The world here is filled with flowers. Everywhere I drive I see dogwood flowers. Blossoms cover the apple tree in our yard. My columbine is starting to open, the bleeding-hearts are in full flower, and my lilly-of-the-valley actually survived another year. (I'm in shock. They've been doing their best to die off for several years now.) It's beautiful and amazing, and it's driving everyone with allergies crazy.
I told a friend recently that books have different seasons. Tom Sawyer is a summer book. I first read it in the summer, so reading it now makes me think of the smell of sun-warmed earth and dried out grass, the feel of dirt under my feet. Mariel of Redwall is an Autumn book, filled with thunderstorms, the decay of fallen leaves, the fierce sunsets coming too soon as the days shorten.

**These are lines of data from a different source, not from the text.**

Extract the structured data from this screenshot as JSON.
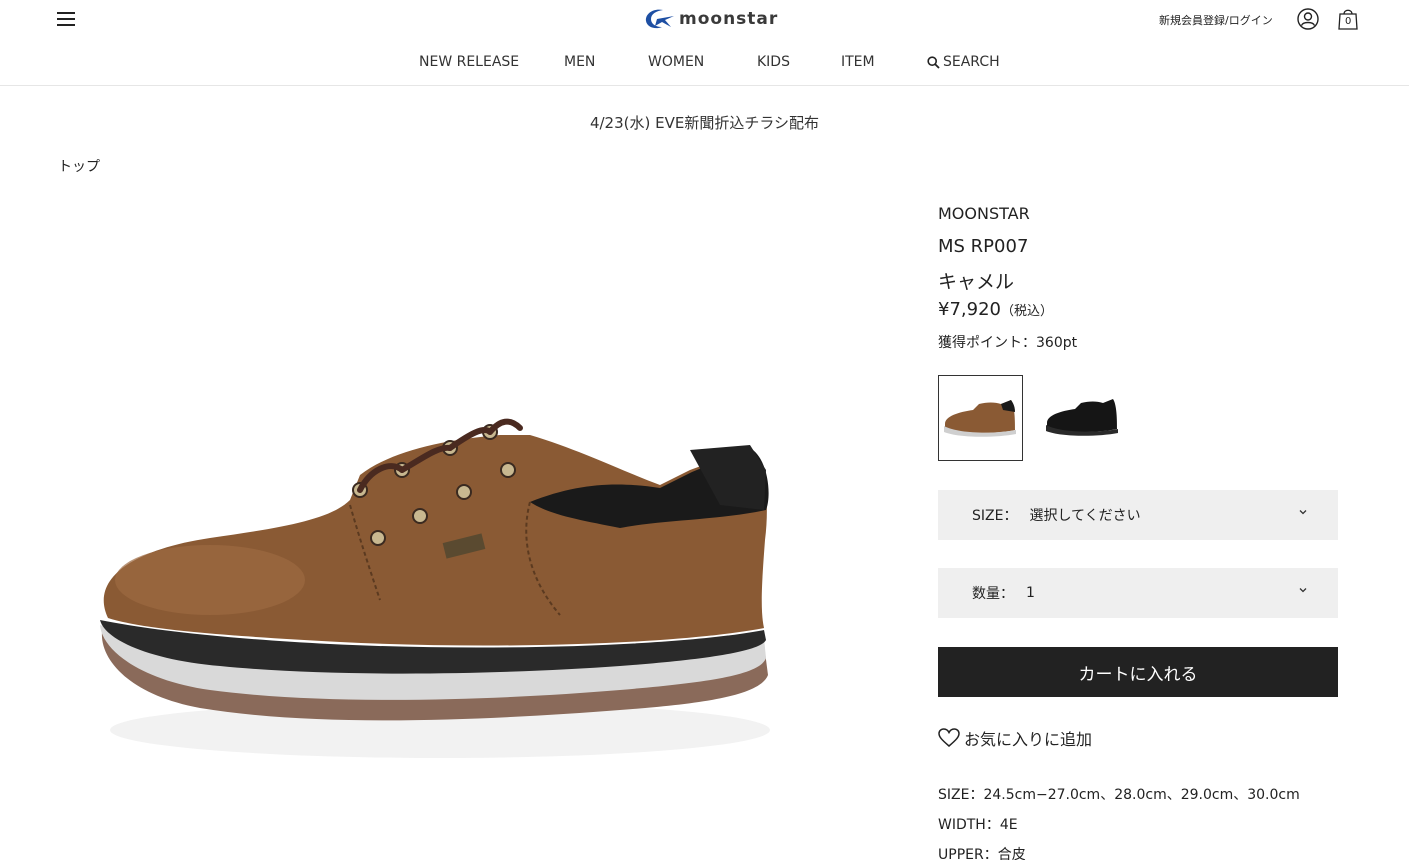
{
  "header": {
    "logo_text": "moonstar",
    "login": "新規会員登録/ログイン",
    "cart_count": "0"
  },
  "nav": {
    "items": [
      "NEW RELEASE",
      "MEN",
      "WOMEN",
      "KIDS",
      "ITEM"
    ],
    "search_label": "SEARCH"
  },
  "notice": "4/23(水) EVE新聞折込チラシ配布",
  "breadcrumb": "トップ",
  "product": {
    "brand": "MOONSTAR",
    "model": "MS RP007",
    "color": "キャメル",
    "price": "¥7,920",
    "tax": "（税込）",
    "points": "獲得ポイント：360pt",
    "swatches": [
      "camel",
      "black"
    ],
    "size_label": "SIZE：",
    "size_value": "選択してください",
    "qty_label": "数量：",
    "qty_value": "1",
    "cart_button": "カートに入れる",
    "favorite": "お気に入りに追加",
    "specs": [
      "SIZE：24.5cm−27.0cm、28.0cm、29.0cm、30.0cm",
      "WIDTH：4E",
      "UPPER：合皮"
    ]
  },
  "colors": {
    "primary_dark": "#222222",
    "select_bg": "#efefef",
    "logo_blue": "#1e4fa3",
    "shoe_brown": "#8a5a34"
  }
}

When I was about fourteen and first playing with the idea of writing stories, I was convinced a book could only be written during the season the story took place in -that a piece of that season would seep into what I wrote, just as it did when I read. I had a winter book and a summer book, and I'd alternate, putting away the winter writing when spring came around, then dragging it back out in the Autumn.
That's... not actually smart. You don't get very far in a novel if you put it away every time the season changes. I still think the changing season affect what I write, though, and I still hope bits season get caught in the pages.